Intervention group had higher rates of doctor visits than the control group at both 6-month (77.22% vs. 45.75%) and 12-month assessments (90.73% vs. 60.61%). Significantly more intervention group participants received ALT testing than control group participants at 6-month (52.90% vs. 25.10%) and 12-month (75.40% vs. 46.75%) follow-up.
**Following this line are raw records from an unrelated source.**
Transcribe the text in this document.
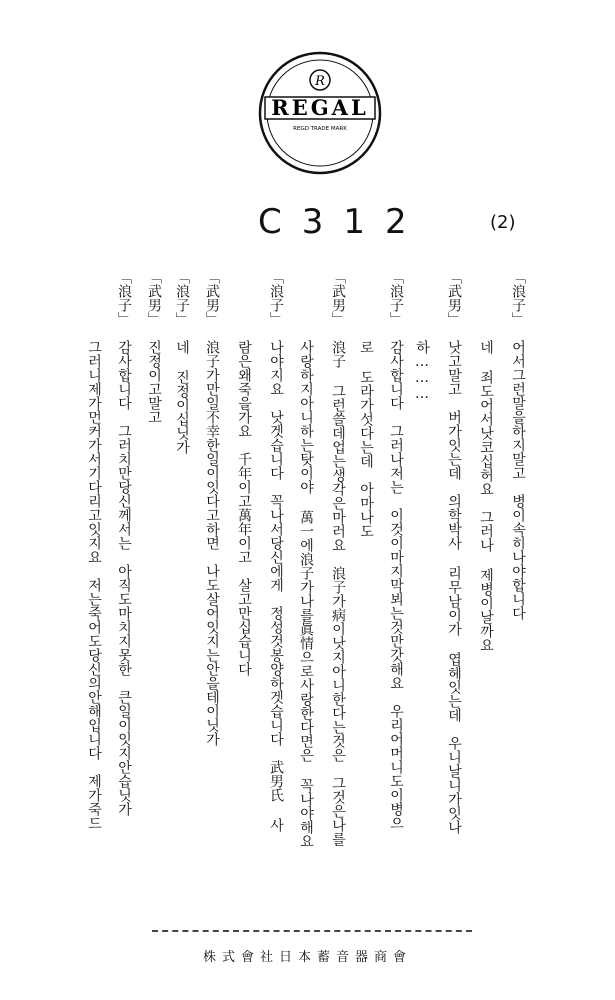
R
REGAL
REGD TRADE MARK
C312	(2)
「浪子」어서그런말을하지말고　병이속히나야합니다
네 죄도어서낫코십허요　그러나 제병이날까요
「武男」낫고말고　버가잇는데　의학박사 리무남이가 엽헤잇는데　우니날니가잇나
하………
「浪子」감사합니다　그러나저는　이것이마지막뵈는것만갓해요　우리어머니도이병으
로 도라가섯다는데　아마나도
「武男」浪子 그런쓸데업는생각은마러요　浪子가病이낫지아니한다는것은　그것은나를
사랑하지아니하는탓이야 萬一에浪子가나를眞情으로사랑한다면은 꼭나야해요
「浪子」나야지요　낫겟습니다　꼭나서당신에게　정성것봉양하겟습니다　武男氏 사
람은왜죽을가요　千年이고萬年이고　살고만십습니다
「武男」浪子가만일不幸한일이잇다고하면　나도살어잇지는안을테이닛가
「浪子」네 진정이십닛가
「武男」진정이고말고
「浪子」감사합니다　그러치만당신께서는　아직도마치지못한　큰일이잇지안습닛가
그러니제가먼커가서기다리고잇지요　저는죽어도당신의안해입니다　제가죽드
株式會社日本蓄音器商會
Culturally and linguistically appropriate intervention has strong effects on adherence to follow-up care among Asian American hepatitis B patients experiencing challenges to medication adherence and follow up care. These findings further identify opportunities for practical implementation of evidence-based intervention that could lead to reductions in disparities in chronic liver disease and liver cancer among high-risk, underserved populations.
乙型肝炎病毒(HBV)是肝细胞癌(HCC)的主要病因。在所有美国种族/族裔群体中,亚裔美国人的 HCC 发病率和死亡率最高。慢性乙型肝炎监测和治疗不足导致亚裔美国人健康状况不佳和医疗保健费用增加。
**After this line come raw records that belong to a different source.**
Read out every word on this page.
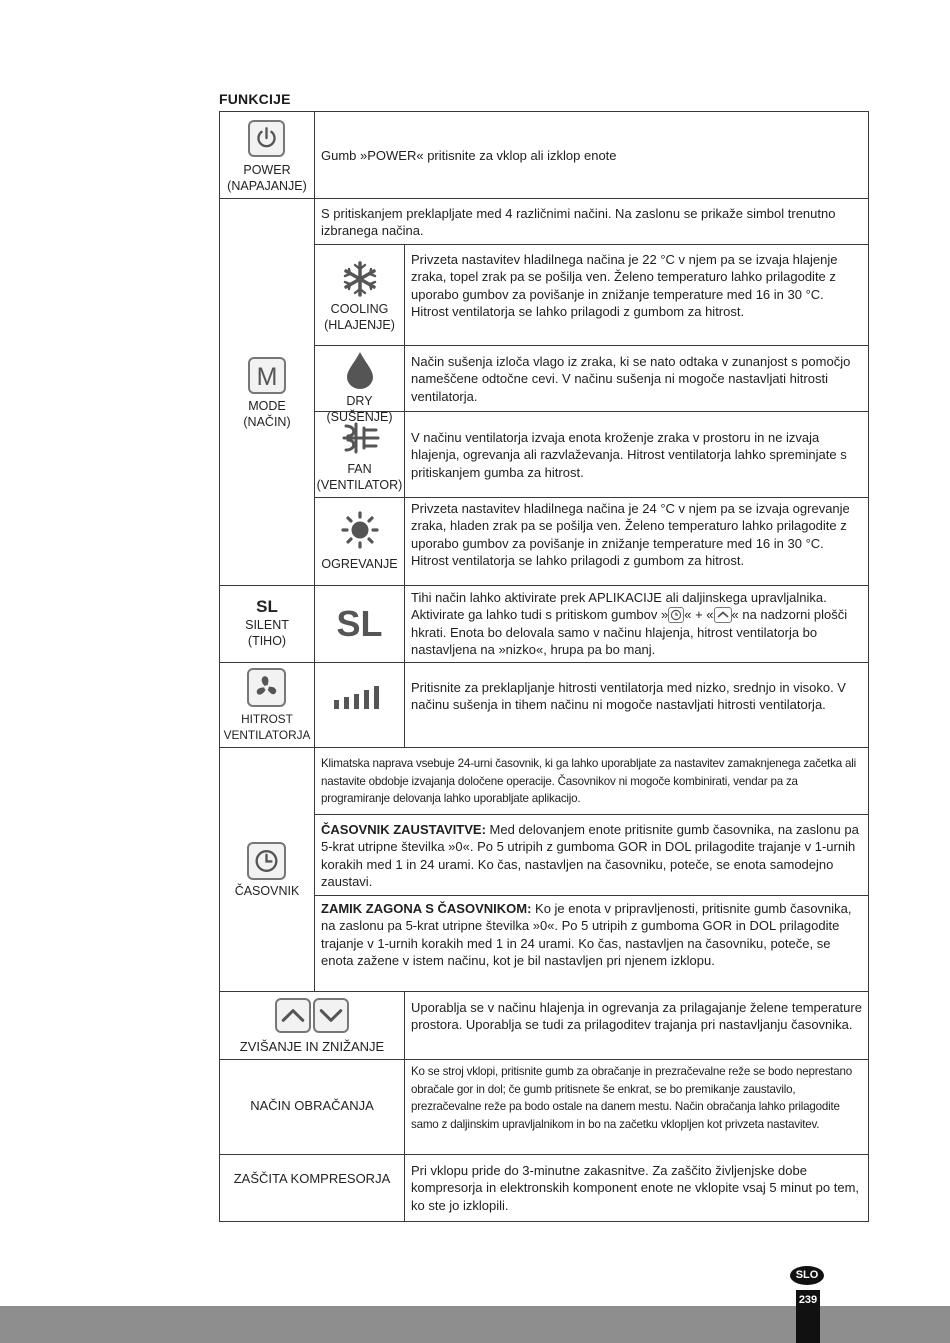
FUNKCIJE
POWER
(NAPAJANJE)
Gumb »POWER« pritisnite za vklop ali izklop enote
M
MODE
(NAČIN)
S pritiskanjem preklapljate med 4 različnimi načini. Na zaslonu se prikaže simbol trenutno izbranega načina.
COOLING
(HLAJENJE)
Privzeta nastavitev hladilnega načina je 22 °C v njem pa se izvaja hlajenje zraka, topel zrak pa se pošilja ven. Želeno temperaturo lahko prilagodite z uporabo gumbov za povišanje in znižanje temperature med 16 in 30 °C. Hitrost ventilatorja se lahko prilagodi z gumbom za hitrost.
DRY (SUŠENJE)
Način sušenja izloča vlago iz zraka, ki se nato odtaka v zunanjost s pomočjo nameščene odtočne cevi. V načinu sušenja ni mogoče nastavljati hitrosti ventilatorja.
FAN
(VENTILATOR)
V načinu ventilatorja izvaja enota kroženje zraka v prostoru in ne izvaja hlajenja, ogrevanja ali razvlaževanja. Hitrost ventilatorja lahko spreminjate s pritiskanjem gumba za hitrost.
OGREVANJE
Privzeta nastavitev hladilnega načina je 24 °C v njem pa se izvaja ogrevanje zraka, hladen zrak pa se pošilja ven. Želeno temperaturo lahko prilagodite z uporabo gumbov za povišanje in znižanje temperature med 16 in 30 °C. Hitrost ventilatorja se lahko prilagodi z gumbom za hitrost.
SL
SILENT
(TIHO)	SL
Tihi način lahko aktivirate prek APLIKACIJE ali daljinskega upravljalnika. Aktivirate ga lahko tudi s pritiskom gumbov » « + « « na nadzorni plošči hkrati. Enota bo delovala samo v načinu hlajenja, hitrost ventilatorja bo nastavljena na »nizko«, hrupa pa bo manj.
HITROST
VENTILATORJA
Pritisnite za preklapljanje hitrosti ventilatorja med nizko, srednjo in visoko. V načinu sušenja in tihem načinu ni mogoče nastavljati hitrosti ventilatorja.
ČASOVNIK
Klimatska naprava vsebuje 24-urni časovnik, ki ga lahko uporabljate za nastavitev zamaknjenega začetka ali nastavite obdobje izvajanja določene operacije. Časovnikov ni mogoče kombinirati, vendar pa za programiranje delovanja lahko uporabljate aplikacijo.
ČASOVNIK ZAUSTAVITVE: Med delovanjem enote pritisnite gumb časovnika, na zaslonu pa 5-krat utripne številka »0«. Po 5 utripih z gumboma GOR in DOL prilagodite trajanje v 1-urnih korakih med 1 in 24 urami. Ko čas, nastavljen na časovniku, poteče, se enota samodejno zaustavi.
ZAMIK ZAGONA S ČASOVNIKOM: Ko je enota v pripravljenosti, pritisnite gumb časovnika, na zaslonu pa 5-krat utripne številka »0«. Po 5 utripih z gumboma GOR in DOL prilagodite trajanje v 1-urnih korakih med 1 in 24 urami. Ko čas, nastavljen na časovniku, poteče, se enota zažene v istem načinu, kot je bil nastavljen pri njenem izklopu.
ZVIŠANJE IN ZNIŽANJE
Uporablja se v načinu hlajenja in ogrevanja za prilagajanje želene temperature prostora. Uporablja se tudi za prilagoditev trajanja pri nastavljanju časovnika.
NAČIN OBRAČANJA
Ko se stroj vklopi, pritisnite gumb za obračanje in prezračevalne reže se bodo neprestano obračale gor in dol; če gumb pritisnete še enkrat, se bo premikanje zaustavilo, prezračevalne reže pa bodo ostale na danem mestu. Način obračanja lahko prilagodite samo z daljinskim upravljalnikom in bo na začetku vklopljen kot privzeta nastavitev.
ZAŠČITA KOMPRESORJA
Pri vklopu pride do 3-minutne zakasnitve. Za zaščito življenjske dobe kompresorja in elektronskih komponent enote ne vklopite vsaj 5 minut po tem, ko ste jo izklopili.
SLO
239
本研究旨在评估患者主导策略对慢性乙型肝炎监测和治疗依从性的影响,特别是针对具有文化适应性的患者导航员主导干预的亚裔美国人。
2015 年至 2018 年,在大费城和纽约市大都市区居住的 532 名符合条件的慢性乙型肝炎患者被随机分配到干预组或对照组。使用广义线性混合效应模型估计医生就诊率和丙氨酸氨基转移酶检测率以评估慢性乙型肝炎的证据。
干预组在 6 个月(77.22%比 45.75%)和 12 个月(90.73%比 60.61%)评估时就诊率均高于对照组。在 6 个月(52.90%比 25.10%)和 12 个月(75.40%比 46.75%)随访时,干预组接受 ALT 检测的患者明显多于对照组。
文化和语言适当的干预对亚裔美国乙型肝炎患者在药物治疗依从性和随访方面具有很强的影响,这些患者在药物治疗依从性和随访方面存在挑战。这些发现进一步确定了实施循证干预的实际机会,这可能会减少高风险、服务不足人群中慢性肝病和肝癌的差异。